Re: [List] Re: zfs corruption at zroot/usr/home:<0x0>

From: Frank Leonhardt <freebsd-doc_at_fjl.co.uk>
Date: Wed, 12 Nov 2025 14:18:54 UTC
On 12/11/2025 09:25, Sad Clouds wrote:
> On Wed, 12 Nov 2025 03:58:34 +0100
> Tomek CEDRO <tomek@cedro.info> wrote:
>
>> Hello world :-)
>>
>> On 14.3-RELEASE-p5 amd64 I have encountered a kernel panic (will
>> report on bugzilla in a moment). After that I found some sites did not
>> load in a web browser, so my first guess was to try zpool status -v
>> and I got this:
>>
>> errors: Permanent errors have been detected in the following files:
>>          zroot/usr/home:<0x0>
>>
>> Any guess what does the <0x0> mean and how to fix the situation?
>> It should be a file name right?
>>
>> zpool scrub and resilver did not help :-(
>>
>> Will rolling back a snapshot fix the problem?
>>
>> Any hints appreciated :-)
>> Tomek
>>
>> --
>> CeDeROM, SQ7MHZ, http://www.tomek.cedro.info
>>
> Hi, I'm not a ZFS expert, but I wonder if this error is related to some
> of the ZFS internal objects, rather than the file data blocks being
> corrupted. In which case, ZFS may not be able to correctly repair it?
>
> I'm currently evaluating ZFS on FreeBSD for some of my storage needs
> and your report is a bit concerning. Are you able to share the details
> on the I/O workloads and the storage geometry you use? Do you have more
> info on the kernel panic message or backtraces?
>
> If you put it all in the bug, then can you please share the bug ID?
>
> Thanks.

I suspect <0x0> refers to the object number within a dataset, with zero 
being metadata.

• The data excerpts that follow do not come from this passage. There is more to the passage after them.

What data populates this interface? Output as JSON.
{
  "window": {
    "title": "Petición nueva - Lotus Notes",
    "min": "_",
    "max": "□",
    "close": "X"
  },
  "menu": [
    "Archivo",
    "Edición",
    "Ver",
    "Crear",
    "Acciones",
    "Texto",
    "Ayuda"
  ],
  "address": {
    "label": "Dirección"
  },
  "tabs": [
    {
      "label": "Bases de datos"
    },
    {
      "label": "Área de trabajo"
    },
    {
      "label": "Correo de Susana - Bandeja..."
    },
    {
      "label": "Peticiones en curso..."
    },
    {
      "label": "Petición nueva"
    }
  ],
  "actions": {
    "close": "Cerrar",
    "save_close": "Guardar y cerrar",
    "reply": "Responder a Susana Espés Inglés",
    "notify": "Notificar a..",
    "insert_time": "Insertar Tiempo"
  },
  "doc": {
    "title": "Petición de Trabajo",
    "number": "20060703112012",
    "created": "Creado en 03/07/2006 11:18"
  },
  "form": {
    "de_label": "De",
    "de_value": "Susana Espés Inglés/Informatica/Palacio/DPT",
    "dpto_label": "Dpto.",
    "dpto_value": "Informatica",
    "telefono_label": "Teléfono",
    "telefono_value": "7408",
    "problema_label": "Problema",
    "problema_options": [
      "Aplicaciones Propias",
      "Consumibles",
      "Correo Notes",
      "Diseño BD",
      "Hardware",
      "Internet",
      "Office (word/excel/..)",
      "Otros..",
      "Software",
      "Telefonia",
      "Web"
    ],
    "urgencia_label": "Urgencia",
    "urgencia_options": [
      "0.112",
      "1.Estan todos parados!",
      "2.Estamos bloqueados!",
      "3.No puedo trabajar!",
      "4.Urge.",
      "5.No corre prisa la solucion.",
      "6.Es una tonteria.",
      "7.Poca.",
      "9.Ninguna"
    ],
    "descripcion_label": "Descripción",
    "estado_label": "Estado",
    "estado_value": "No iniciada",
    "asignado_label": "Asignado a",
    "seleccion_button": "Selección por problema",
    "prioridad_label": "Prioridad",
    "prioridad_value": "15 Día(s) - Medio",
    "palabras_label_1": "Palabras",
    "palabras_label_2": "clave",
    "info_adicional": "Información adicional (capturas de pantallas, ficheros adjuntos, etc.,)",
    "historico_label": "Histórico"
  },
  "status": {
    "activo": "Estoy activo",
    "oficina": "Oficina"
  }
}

A permanent error is bad news.

zpool scrub doesn't fix any errors - well not exactly. It tries to read 
everything and if it finds an error, it'll fix it. If you encounter an 
error outside of a scrub it'll fix it anyway, if it can. The point of a 
scrub is to ensure all your data is readable even if it hasn't been read 
it a while.

This is most likely down to a compound hardware failure - with flaky 
drives it's still possible to lose both copies and not know about it 
(hence doing scrubs).

My advice would be to back up what's remaining to tape ASAP before 
anything else.

You can sometimes rollback to an earlier version of a dataset - take a 
look and see if it's readable (i.e. mount it or look for it in the .zfs 
directory). One good way is to use "zfs clone 
zroot/usr/home@snapshotname  zroot/usr/home_fingerscrossed"

ZFS is NOT great at detecting failed drives. I'm currently investigating 
this for my blog (and it was the subject of a question I posted here in 
about Jan to which the answer was "hmm"). zfsd, however, does monitor 
drive health using devctl and might pick up impending drive failures 
before you get to this stage. I'm going through the source code now to 
convince myself it works (it's written in C++ and appears to be 
influenced by Design Patters so it's not exactly clear!)

If the metadata for a dataset is unrecoverable you'll need to destroy 
and recreate the dataset from a backup. HOWEVER, I'd be investigating 
the health of the drives. dd them to /dev/null and see what you get. You 
can actually do this while ZFS is using them. Also check the console log 
for CAM messages - if it's got to that stage you really need to think 
about data recovery.

Regards, Frank.